幸村は立ち上がろうとする猿飛の肩を支えた。

ざわざわと風が木の葉を揺らし、森が騒ぎ出す。

それは何故か不安を掻き立てる光景だった。






「伝説の忍にさ、会ったんだ。そいつが女を一人、崖の上に閉じ込めてた」

「それを・・・・佐助は助けようとしたのか?」

「別に・・・・そんなんじゃないさ。ただ、同盟を組む上で北条の弱みになれば儲けもんだと思って、それで近づいた。
だけど、なんでかな・・・・彼女に接触したのが風魔にバレて・・・血相変えて来たよ、あの伝説の忍がだぜ?
それで気になって・・・・・、気になって・・・・・」

「名はなんというのだ?」

「聞いて、ないんだ。まだ・・・・ははっ、情けないねぇ・・・」







血は止まらない。

猿飛は簡単に止血を施したがそれでは足りなかった。

一刻も早く戻らねば、幸村はそう判断し佐助の腰に腕を回す。




「旦那?・・・ってちょっとなにさ!?」

「この方が速い!急ぎ城に戻るぞ佐助ぇええええ!!!」

「ちょっ、速い!速いよ!!!」




幸村は佐助を肩に担いで、森の中を駆け抜ける。

それはまさに疾風の如く、赤の残像は森の動物達すら視覚することが出来ないに違いない。

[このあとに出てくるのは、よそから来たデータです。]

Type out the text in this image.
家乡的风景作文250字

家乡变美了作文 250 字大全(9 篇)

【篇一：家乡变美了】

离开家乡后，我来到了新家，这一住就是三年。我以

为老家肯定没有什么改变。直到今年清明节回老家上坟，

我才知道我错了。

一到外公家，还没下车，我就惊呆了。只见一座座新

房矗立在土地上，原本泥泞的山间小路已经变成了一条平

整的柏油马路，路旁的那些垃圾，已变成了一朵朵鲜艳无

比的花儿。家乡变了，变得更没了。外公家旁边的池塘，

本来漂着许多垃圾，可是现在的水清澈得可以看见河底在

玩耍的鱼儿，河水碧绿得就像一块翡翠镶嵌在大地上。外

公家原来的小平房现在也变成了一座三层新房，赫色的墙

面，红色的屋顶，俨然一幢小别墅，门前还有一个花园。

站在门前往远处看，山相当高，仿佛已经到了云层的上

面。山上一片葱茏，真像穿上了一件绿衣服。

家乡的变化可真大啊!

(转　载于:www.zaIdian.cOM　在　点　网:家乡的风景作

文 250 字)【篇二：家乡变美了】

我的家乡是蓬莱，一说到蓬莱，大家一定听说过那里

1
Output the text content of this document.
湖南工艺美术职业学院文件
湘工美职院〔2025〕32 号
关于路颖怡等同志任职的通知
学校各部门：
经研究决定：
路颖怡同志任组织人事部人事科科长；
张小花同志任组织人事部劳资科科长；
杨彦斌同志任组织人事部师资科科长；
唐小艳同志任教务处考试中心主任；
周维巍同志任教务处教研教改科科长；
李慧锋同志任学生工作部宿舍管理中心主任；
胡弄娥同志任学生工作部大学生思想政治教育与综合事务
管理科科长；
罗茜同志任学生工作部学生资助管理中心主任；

その幸村の肩に担がれている猿飛の身体は一足進むごとに上下に揺れる。



「それで佐助はどうしたいのだ!」

「な、なにが・・・ごふっ・・ちょっ・・旦那、もう少しゆっくり・・・」

「その娘を助けたいのか!?」

「人の話は聞いてよ・・・・そりゃあ・・・まぁ、でも今は北条との間を荒げちゃまずいでしょ!?」

「だがその娘を捕えているのが真に伝説の忍ならば助け出さなければなるまい!!」

「いや・・・だからさ、それって最悪の場合同盟決裂になるかもしれないよ!?」

「だが佐助は助けたいのだろう!?」

「旦那・・・だけど・・・」

「ええい、まどろっこしい!!!!」






幸村はそう言うと、佐助の身体を思い切り地面に叩きつけた。

土ぼこりが風に舞う。

猿飛の眼前には、視界いっぱいの主がいた。





「俺様・・・・けが人なんだけど」

「どうなのだ、佐助!!男ならばはっきりせい!!!!」

「ははっ、本当に旦那は・・・・参っちゃうね・・・・」

「佐助!!」







主が飛ばした喝に、佐助は身体を起こした。

立ち上がる、手裏剣を構える、軽い。あれほど重く感じた身体が今はひどく軽く感じた。

分からない、たった一度、二度しか会っていない娘が何故あれほど気になるのか。

捕えられた娘に同情しているのか、それとも単に風魔に張り合っているだけなのか。

こんな曖昧な感情で、武田の命運を左右して言い訳がない。

たかが、忍ごときが。

だが目の前の主はそんなことなど微塵も考えてはいないに違いない。








「もし風魔の元に居るのが、彼女の意思じゃないなら、助けたい」

「ふむ!ならばやるべきことは一つだな!」

「まったく・・・・・参っちゃうね・・・・旦那には」

「よし、行くぞ、佐助ぇえ!!」

「だ、旦那!一人で突っ走らないでよ!!」








再び走り始めた幸村を、佐助は鳥を呼んで追いかけた。

胸の奥はまだ痛い。

けれど、今はもう動けぬほどの痛みではない。

主が、この痛みを分かろうとしてくれたから。

彼女を怖がらせたのは風魔だけじゃない。

もしかしたら自分の姿を見ても、彼女は怖がるかもしれない。

それでも、











「北条氏政殿、真田源二郎幸村、折り入ってお話が御座います」

「真田が忍隊隊長、猿飛佐助、主の後ろに控えさせて頂くことお許し下さい」










そして、それぞれの幕が開かれる。